"Diiiiinnnnnnnnnnn, sini!" Teriakan Jabbar memecah suasana haru penerimaan surat kelulusan siang hari itu. Semua mata terbelalak mendengar teriakan menggelegar. Semua mata tertuju pada sumber suara yang dianggap sangat mengganggu suasana haru bercampur sedih itu.
Dinta berusaha bersembunyi di balik kerumunan teman-temannya berharap tidak dipermalukan oleh sahabatnya yang sangat cerewet itu.
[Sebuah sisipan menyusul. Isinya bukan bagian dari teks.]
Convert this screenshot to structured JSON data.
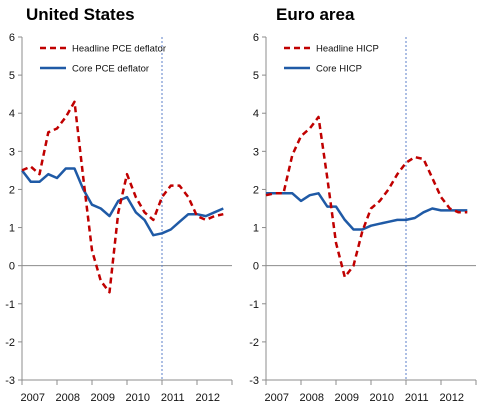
{
  "colors": {
    "headline": "#c00000",
    "core": "#1f5aa6",
    "axis": "#8c8c8c",
    "vline": "#5b7fc9"
  },
  "chart_data": [
    {
      "type": "line",
      "title": "United States",
      "ylim": [
        -3,
        6
      ],
      "yticks": [
        "6",
        "5",
        "4",
        "3",
        "2",
        "1",
        "0",
        "-1",
        "-2",
        "-3"
      ],
      "xlim": [
        2007,
        2013
      ],
      "xticks": [
        "2007",
        "2008",
        "2009",
        "2010",
        "2011",
        "2012"
      ],
      "vline_x": 2011,
      "legend_position": "top-left",
      "grid": false,
      "series": [
        {
          "name": "Headline PCE deflator",
          "style": "dashed",
          "color": "#c00000",
          "x": [
            2007.0,
            2007.25,
            2007.5,
            2007.75,
            2008.0,
            2008.25,
            2008.5,
            2008.75,
            2009.0,
            2009.25,
            2009.5,
            2009.75,
            2010.0,
            2010.25,
            2010.5,
            2010.75,
            2011.0,
            2011.25,
            2011.5,
            2011.75,
            2012.0,
            2012.25,
            2012.5,
            2012.75
          ],
          "y": [
            2.5,
            2.6,
            2.4,
            3.5,
            3.6,
            3.9,
            4.3,
            2.3,
            0.4,
            -0.4,
            -0.7,
            1.4,
            2.4,
            1.8,
            1.4,
            1.2,
            1.8,
            2.1,
            2.1,
            1.8,
            1.3,
            1.2,
            1.3,
            1.35
          ]
        },
        {
          "name": "Core PCE deflator",
          "style": "solid",
          "color": "#1f5aa6",
          "x": [
            2007.0,
            2007.25,
            2007.5,
            2007.75,
            2008.0,
            2008.25,
            2008.5,
            2008.75,
            2009.0,
            2009.25,
            2009.5,
            2009.75,
            2010.0,
            2010.25,
            2010.5,
            2010.75,
            2011.0,
            2011.25,
            2011.5,
            2011.75,
            2012.0,
            2012.25,
            2012.5,
            2012.75
          ],
          "y": [
            2.5,
            2.2,
            2.2,
            2.4,
            2.3,
            2.55,
            2.55,
            2.0,
            1.6,
            1.5,
            1.3,
            1.7,
            1.8,
            1.4,
            1.2,
            0.8,
            0.85,
            0.95,
            1.15,
            1.35,
            1.35,
            1.3,
            1.4,
            1.5
          ]
        }
      ]
    },
    {
      "type": "line",
      "title": "Euro area",
      "ylim": [
        -3,
        6
      ],
      "yticks": [
        "6",
        "5",
        "4",
        "3",
        "2",
        "1",
        "0",
        "-1",
        "-2",
        "-3"
      ],
      "xlim": [
        2007,
        2013
      ],
      "xticks": [
        "2007",
        "2008",
        "2009",
        "2010",
        "2011",
        "2012"
      ],
      "vline_x": 2011,
      "legend_position": "top-left",
      "grid": false,
      "series": [
        {
          "name": "Headline HICP",
          "style": "dashed",
          "color": "#c00000",
          "x": [
            2007.0,
            2007.25,
            2007.5,
            2007.75,
            2008.0,
            2008.25,
            2008.5,
            2008.75,
            2009.0,
            2009.25,
            2009.5,
            2009.75,
            2010.0,
            2010.25,
            2010.5,
            2010.75,
            2011.0,
            2011.25,
            2011.5,
            2011.75,
            2012.0,
            2012.25,
            2012.5,
            2012.75
          ],
          "y": [
            1.85,
            1.9,
            1.9,
            2.9,
            3.4,
            3.6,
            3.9,
            2.3,
            0.6,
            -0.3,
            0.0,
            0.9,
            1.5,
            1.7,
            2.0,
            2.4,
            2.7,
            2.85,
            2.8,
            2.3,
            1.8,
            1.5,
            1.4,
            1.4
          ]
        },
        {
          "name": "Core HICP",
          "style": "solid",
          "color": "#1f5aa6",
          "x": [
            2007.0,
            2007.25,
            2007.5,
            2007.75,
            2008.0,
            2008.25,
            2008.5,
            2008.75,
            2009.0,
            2009.25,
            2009.5,
            2009.75,
            2010.0,
            2010.25,
            2010.5,
            2010.75,
            2011.0,
            2011.25,
            2011.5,
            2011.75,
            2012.0,
            2012.25,
            2012.5,
            2012.75
          ],
          "y": [
            1.9,
            1.9,
            1.9,
            1.9,
            1.7,
            1.85,
            1.9,
            1.55,
            1.55,
            1.2,
            0.95,
            0.95,
            1.05,
            1.1,
            1.15,
            1.2,
            1.2,
            1.25,
            1.4,
            1.5,
            1.45,
            1.45,
            1.45,
            1.45
          ]
        }
      ]
    }
  ]
}
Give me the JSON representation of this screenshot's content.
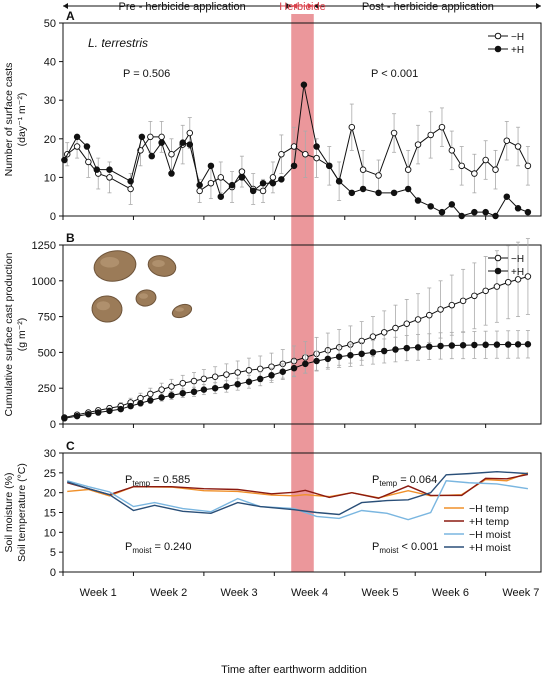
{
  "figure": {
    "x_label": "Time after earthworm addition",
    "weeks": [
      "Week 1",
      "Week 2",
      "Week 3",
      "Week 4",
      "Week 5",
      "Week 6",
      "Week 7"
    ],
    "periods": {
      "pre": "Pre - herbicide application",
      "herbicide": "Herbicide",
      "post": "Post - herbicide application"
    },
    "herbicide_window": [
      16.2,
      17.8
    ],
    "colors": {
      "herbicide_band": "#e8858a",
      "herbicide_text": "#d9414b",
      "minus_temp": "#f0902a",
      "plus_temp": "#8b1a10",
      "minus_moist": "#7ab6e0",
      "plus_moist": "#2a4f78"
    }
  },
  "chart_data": [
    {
      "panel": "A",
      "type": "line",
      "annotation": "L. terrestris",
      "ylabel": "Number of surface casts",
      "yunit": "(day⁻¹ m⁻²)",
      "ylim": [
        0,
        50
      ],
      "yticks": [
        0,
        10,
        20,
        30,
        40,
        50
      ],
      "stats": [
        "P = 0.506",
        "P < 0.001"
      ],
      "legend": [
        "−H",
        "+H"
      ],
      "series": [
        {
          "name": "−H",
          "marker": "open",
          "x": [
            0.3,
            1.0,
            1.8,
            2.5,
            3.3,
            4.8,
            5.5,
            6.2,
            7.0,
            7.7,
            8.5,
            9.0,
            9.7,
            10.5,
            11.2,
            12.0,
            12.7,
            13.5,
            14.2,
            14.9,
            15.5,
            16.4,
            17.2,
            18.0,
            18.9,
            19.6,
            20.5,
            21.3,
            22.4,
            23.5,
            24.5,
            25.2,
            26.1,
            26.9,
            27.6,
            28.3,
            29.2,
            30.0,
            30.7,
            31.5,
            32.3,
            33.0
          ],
          "y": [
            16,
            18,
            14,
            11,
            10,
            7,
            17,
            20.5,
            20.5,
            16,
            18.5,
            21.5,
            6.5,
            8.5,
            10,
            7.5,
            11.5,
            7,
            6.5,
            10,
            16,
            18,
            16,
            15,
            13,
            9,
            23,
            12,
            10.5,
            21.5,
            12,
            18.5,
            21,
            23,
            17,
            13,
            11,
            14.5,
            12,
            19.5,
            18,
            13
          ],
          "err": [
            3,
            3,
            4,
            4,
            4,
            4,
            4,
            4,
            4,
            4,
            5,
            4,
            3,
            4,
            4,
            4,
            4,
            4,
            3,
            4,
            5,
            5,
            6,
            5,
            5,
            5,
            6,
            5,
            4,
            5,
            5,
            5,
            6,
            5,
            5,
            5,
            5,
            5,
            5,
            5,
            5,
            5
          ]
        },
        {
          "name": "+H",
          "marker": "filled",
          "x": [
            0.1,
            1.0,
            1.7,
            2.4,
            3.3,
            4.8,
            5.6,
            6.3,
            7.0,
            7.7,
            8.5,
            9.0,
            9.7,
            10.5,
            11.2,
            12.0,
            12.7,
            13.5,
            14.2,
            14.9,
            15.5,
            16.4,
            17.1,
            18.0,
            18.9,
            19.6,
            20.5,
            21.3,
            22.4,
            23.5,
            24.5,
            25.2,
            26.1,
            26.9,
            27.6,
            28.3,
            29.2,
            30.0,
            30.7,
            31.5,
            32.3,
            33.0
          ],
          "y": [
            14.5,
            20.5,
            18,
            12,
            12,
            9,
            20.5,
            15.5,
            19,
            11,
            19,
            18.5,
            8,
            13,
            5,
            8,
            10,
            6.5,
            8.5,
            8.5,
            9.5,
            13,
            34,
            18,
            13,
            9,
            6,
            7,
            6,
            6,
            7,
            4,
            2.5,
            1,
            3,
            0,
            1,
            1,
            0,
            5,
            2,
            1
          ]
        }
      ]
    },
    {
      "panel": "B",
      "type": "line",
      "ylabel": "Cumulative surface cast production",
      "yunit": "(g m⁻²)",
      "ylim": [
        0,
        1250
      ],
      "yticks": [
        0,
        250,
        500,
        750,
        1000,
        1250
      ],
      "legend": [
        "−H",
        "+H"
      ],
      "series": [
        {
          "name": "−H",
          "marker": "open",
          "x": [
            0.1,
            1.0,
            1.8,
            2.5,
            3.3,
            4.1,
            4.8,
            5.5,
            6.2,
            7.0,
            7.7,
            8.5,
            9.3,
            10.0,
            10.8,
            11.6,
            12.4,
            13.2,
            14.0,
            14.8,
            15.6,
            16.4,
            17.2,
            18.0,
            18.8,
            19.6,
            20.4,
            21.2,
            22.0,
            22.8,
            23.6,
            24.4,
            25.2,
            26.0,
            26.8,
            27.6,
            28.4,
            29.2,
            30.0,
            30.8,
            31.6,
            32.3,
            33.0
          ],
          "x_unit": "days",
          "y": [
            45,
            65,
            80,
            95,
            110,
            125,
            150,
            180,
            210,
            240,
            262,
            285,
            300,
            315,
            330,
            345,
            360,
            375,
            385,
            400,
            420,
            440,
            465,
            490,
            515,
            535,
            555,
            580,
            610,
            640,
            670,
            700,
            730,
            760,
            800,
            830,
            860,
            895,
            930,
            960,
            990,
            1010,
            1030
          ],
          "err": [
            8,
            12,
            15,
            18,
            20,
            25,
            30,
            35,
            40,
            45,
            50,
            55,
            60,
            65,
            70,
            75,
            80,
            85,
            90,
            95,
            100,
            105,
            110,
            115,
            120,
            125,
            130,
            135,
            140,
            150,
            160,
            170,
            180,
            190,
            200,
            210,
            220,
            230,
            240,
            250,
            255,
            260,
            265
          ]
        },
        {
          "name": "+H",
          "marker": "filled",
          "x": [
            0.1,
            1.0,
            1.8,
            2.5,
            3.3,
            4.1,
            4.8,
            5.5,
            6.2,
            7.0,
            7.7,
            8.5,
            9.3,
            10.0,
            10.8,
            11.6,
            12.4,
            13.2,
            14.0,
            14.8,
            15.6,
            16.4,
            17.2,
            18.0,
            18.8,
            19.6,
            20.4,
            21.2,
            22.0,
            22.8,
            23.6,
            24.4,
            25.2,
            26.0,
            26.8,
            27.6,
            28.4,
            29.2,
            30.0,
            30.8,
            31.6,
            32.3,
            33.0
          ],
          "y": [
            40,
            55,
            68,
            80,
            92,
            104,
            125,
            145,
            165,
            185,
            200,
            215,
            225,
            240,
            250,
            262,
            278,
            295,
            315,
            340,
            365,
            390,
            420,
            440,
            455,
            470,
            480,
            490,
            500,
            510,
            520,
            530,
            535,
            540,
            545,
            548,
            550,
            552,
            553,
            554,
            555,
            556,
            557
          ],
          "err": [
            6,
            8,
            10,
            12,
            14,
            16,
            18,
            20,
            22,
            25,
            28,
            30,
            32,
            35,
            38,
            40,
            42,
            45,
            48,
            50,
            55,
            60,
            65,
            70,
            72,
            75,
            78,
            80,
            82,
            84,
            86,
            88,
            90,
            90,
            92,
            92,
            94,
            94,
            95,
            95,
            96,
            96,
            96
          ]
        }
      ]
    },
    {
      "panel": "C",
      "type": "line",
      "ylabel": "Soil moisture (%)",
      "ylabel2": "Soil temperature (°C)",
      "ylim": [
        0,
        30
      ],
      "yticks": [
        0,
        5,
        10,
        15,
        20,
        25,
        30
      ],
      "stats": [
        {
          "base": "P",
          "sub": "temp",
          "text": " = 0.585"
        },
        {
          "base": "P",
          "sub": "temp",
          "text": " = 0.064"
        },
        {
          "base": "P",
          "sub": "moist",
          "text": " = 0.240"
        },
        {
          "base": "P",
          "sub": "moist",
          "text": " < 0.001"
        }
      ],
      "series": [
        {
          "name": "−H temp",
          "key": "minus_temp",
          "x": [
            0.3,
            1.8,
            3.3,
            5.0,
            7.7,
            10.0,
            12.4,
            14.8,
            16.4,
            17.2,
            18.9,
            20.5,
            22.4,
            24.5,
            26.1,
            28.3,
            30.0,
            31.5,
            33.0
          ],
          "y": [
            20.3,
            20.8,
            19.2,
            21.5,
            21.4,
            20.5,
            20.3,
            19.4,
            19.2,
            19.5,
            19.0,
            20.0,
            18.7,
            20.5,
            19.2,
            19.5,
            23.3,
            23.0,
            25.0
          ]
        },
        {
          "name": "+H temp",
          "key": "plus_temp",
          "x": [
            0.3,
            1.8,
            3.3,
            5.0,
            7.7,
            10.0,
            12.4,
            14.8,
            16.4,
            17.2,
            18.9,
            20.5,
            22.4,
            24.5,
            26.1,
            28.3,
            30.0,
            31.5,
            33.0
          ],
          "y": [
            22.5,
            21.0,
            19.5,
            21.5,
            21.5,
            21.0,
            20.8,
            19.7,
            20.1,
            20.6,
            18.8,
            20.0,
            18.6,
            21.7,
            19.3,
            19.3,
            23.6,
            23.5,
            24.6
          ]
        },
        {
          "name": "−H moist",
          "key": "minus_moist",
          "x": [
            0.3,
            1.8,
            3.3,
            5.0,
            6.5,
            8.5,
            10.5,
            12.4,
            14.0,
            16.4,
            18.0,
            19.6,
            21.2,
            23.0,
            24.5,
            26.1,
            27.2,
            28.8,
            30.8,
            33.0
          ],
          "y": [
            23.0,
            21.5,
            20.2,
            16.5,
            17.5,
            16.0,
            15.2,
            18.5,
            16.5,
            16.0,
            14.0,
            13.5,
            15.5,
            14.8,
            13.2,
            15.0,
            23.0,
            22.5,
            22.2,
            21.0
          ]
        },
        {
          "name": "+H moist",
          "key": "plus_moist",
          "x": [
            0.3,
            1.8,
            3.3,
            5.0,
            6.5,
            8.5,
            10.5,
            12.4,
            14.0,
            16.4,
            18.0,
            19.6,
            21.2,
            23.0,
            24.5,
            26.1,
            27.2,
            28.8,
            30.8,
            33.0
          ],
          "y": [
            22.7,
            21.0,
            19.5,
            15.5,
            16.8,
            15.3,
            14.8,
            17.5,
            16.5,
            15.7,
            15.0,
            14.5,
            17.5,
            18.0,
            18.2,
            20.0,
            24.5,
            24.8,
            25.3,
            24.8
          ]
        }
      ]
    }
  ]
}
Sampai-sampai ia merendahkan badannya untuk segera kabur sebelum semua mata berbalik menatapnya.
Dinta berlari menuju toilet sambil membungkukkan badan sedang jabbar terus berteriak tak perduli dan tanpa malu menjadi perhatian di tengah lapangan yang sangat panas.
"Ya ampun, tuh anak psikopat banget," Dinta bercermin sambil merapikan bajunya di toilet wanita. Ia tidak sadar ternyata jabbar sudah berada tepat di belakangnya.
"Aaaaaaaaaaaaaaaaaaaaa," Dinta berteriak sangat keras. Untung saja Jabbar cepat-cepat menutup mulut Dinta. Sehingga ia tak harus dipukul masa karena dikira memperkosa anak orang yang tak jelas berteriak atas alasan apa.
" Gila loh ya, jangan teriak, entar gua dihamuk masa," terang jabbar sambil membuka mulut Dinta yang ditutupi dengan tangannya.
"Gila, asinnnn banget, lepas ngapain sih lo," balas Dinta sambil meludah di westafel dan langsung keluar toilet sambil berlari.
"Lepas makan asinan di warung bu Asih, " teriak jabbar sambil mengejar Dinta.
"Dinnnn, ada berita dari nyokap lo. Jangan lari terus, capek gue," lanjut Jabbar yang sudah ngos-ngosan berlari dengab badannya yang lebih besar dari lemari satu pintu.
Dinta tiba-tiba berhenti. "Ngapain, wanita itu nyari gue setelah ninggalin gue dari kecil."